E qual é “a questão”?
Em geral, desejo, libido. E, em especial, a sua situação no mundo atual,
caracterizada pela captura e orientação que o capitalismo neoliberal tem
operado em torno do trabalho assalariado e do consumo ansioso.
Pescador e
Fernández-Savater compartilham autores, leituras e sensações, para que seus
livros dialoguem com fluidez, a ponto de ser fácil perceber que são obras que
se complementam. E uma vez que em Desejo pós-capitalista e
o Capitalismo libidinal nos faz palpitar uma vontade
encorajadora de pensar, no que se segue vamos agarrar a luva e pensar com
ambos sobre as vicissitudes do desejo e da libido neoliberais.
·
Capitalismo libidinal
O trabalho e o consumo
são dois dos elementos que mais rapidamente vêm à tona e que geram um grande
problema no capitalismo de hoje. Em relação a isso, se são óbvios é porque
ambos são onipresentes e, assim mesmo, se geram um problema maior é porque ambos
foram erigidos nas figuras do desejo e do prazer, por isso é apropriado
perguntar como isso tem sido possível.
No início do século
XX, Max Weber publicou uma série de ensaios que foram publicados sob um título
que o tornaria famoso: A ética protestante e o “espírito”

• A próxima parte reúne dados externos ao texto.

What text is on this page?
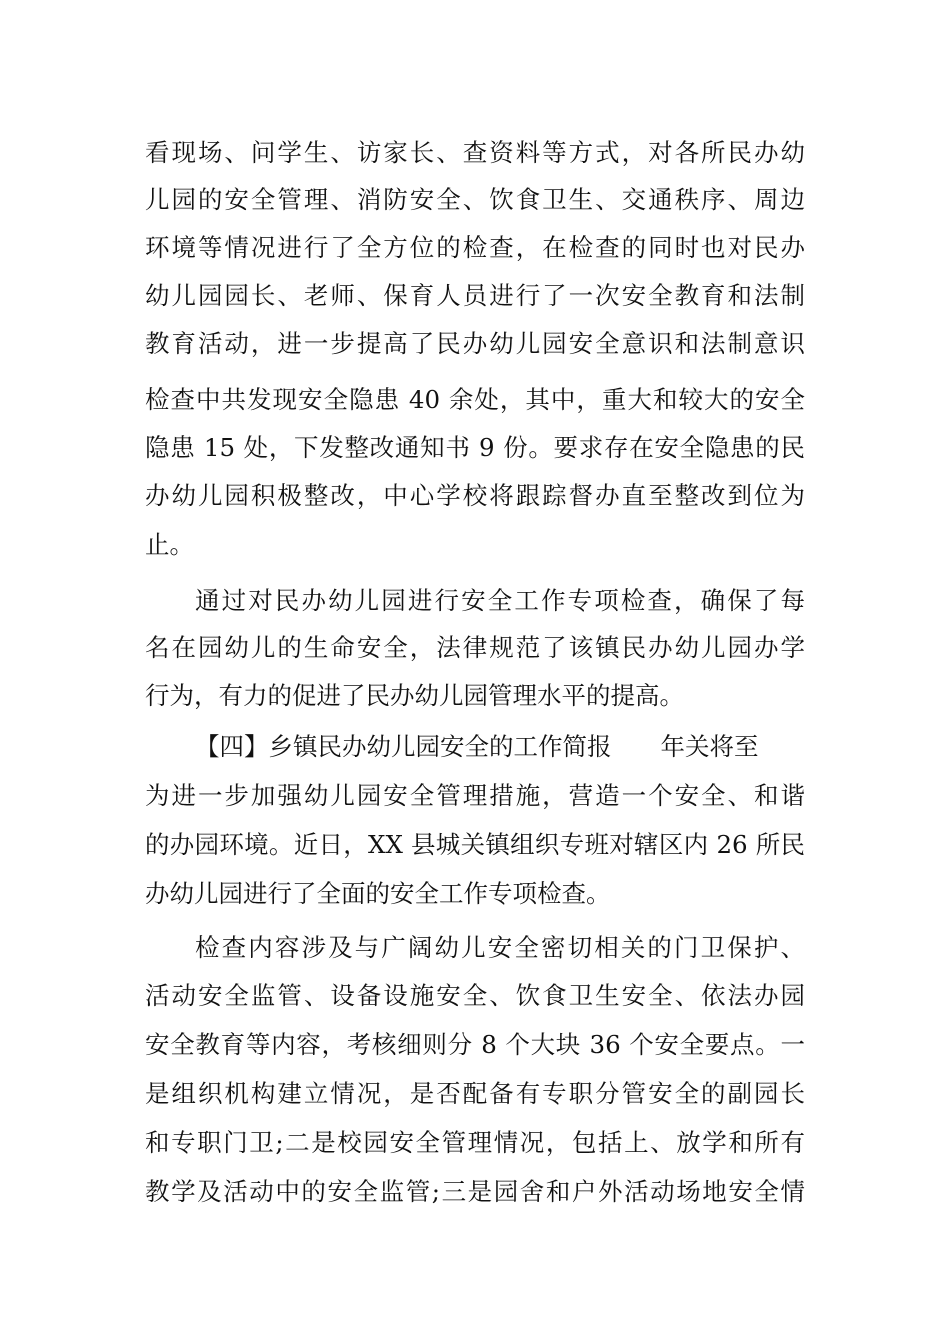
看现场、问学生、访家长、查资料等方式，对各所民办幼
儿园的安全管理、消防安全、饮食卫生、交通秩序、周边
环境等情况进行了全方位的检查，在检查的同时也对民办
幼儿园园长、老师、保育人员进行了一次安全教育和法制
教育活动，进一步提高了民办幼儿园安全意识和法制意识
检查中共发现安全隐患 40 余处，其中，重大和较大的安全
隐患 15 处，下发整改通知书 9 份。要求存在安全隐患的民
办幼儿园积极整改，中心学校将跟踪督办直至整改到位为
止。
通过对民办幼儿园进行安全工作专项检查，确保了每
名在园幼儿的生命安全，法律规范了该镇民办幼儿园办学
行为，有力的促进了民办幼儿园管理水平的提高。
【四】乡镇民办幼儿园安全的工作简报　　年关将至
为进一步加强幼儿园安全管理措施，营造一个安全、和谐
的办园环境。近日，XX 县城关镇组织专班对辖区内 26 所民
办幼儿园进行了全面的安全工作专项检查。
检查内容涉及与广阔幼儿安全密切相关的门卫保护、
活动安全监管、设备设施安全、饮食卫生安全、依法办园
安全教育等内容，考核细则分 8 个大块 36 个安全要点。一
是组织机构建立情况，是否配备有专职分管安全的副园长
和专职门卫;二是校园安全管理情况，包括上、放学和所有
教学及活动中的安全监管;三是园舍和户外活动场地安全情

do capitalismo. Além da tese central da obra, que explica que os
principais ramos do cristianismo reformado fomentaram o espírito de riqueza
entre os fiéis ao verem nele um sinal de salvação, Weber percebeu que para
chegar lá o primeiro passo seria alterar as palavras. E o grande responsável
foi Lutero, quando traduziu a Bíblia para o alemão e associou o
substantivo Beruf (profissão, trabalho) a um chamado de Deus.
Em espanhol [assim como no português] é fácil perceber o que
implicou a virada luterana, pois as palavras profissão ou vocação estão
igualmente repletas de conotações religiosas: a fé é professada, a vocação é
atendida. Assim, hoje, quando uma pessoa afirma ser “muito profissional” ou ter
uma “vocação clara”, ela não só diz de forma mais ou menos velada que está
religiosamente ligada à sua profissão, mas também lhe dá um sentido religioso,
positivo. Em parte porque o mundo em que vivemos recompensa esta atitude e
castiga quem a contraria.
Daí até o desejar ser
algo profissional ou contar com uma vocação é só um passo.
Porém, 60 anos depois,
Pier Paolo Pasolini vislumbrou uma mudança que vinha ocorrendo desde o fim da
guerra (na verdade, estava fermentando durante o fordismo) e que seria
complementada pelo fenômeno que Weber já havia advertido. Uma “mutação
antropológica”, avisava o poeta de Emília-Romanha, fez com que os seus vizinhos
fossem consumidores em série, a ponto de construir uma “civilização do consumo”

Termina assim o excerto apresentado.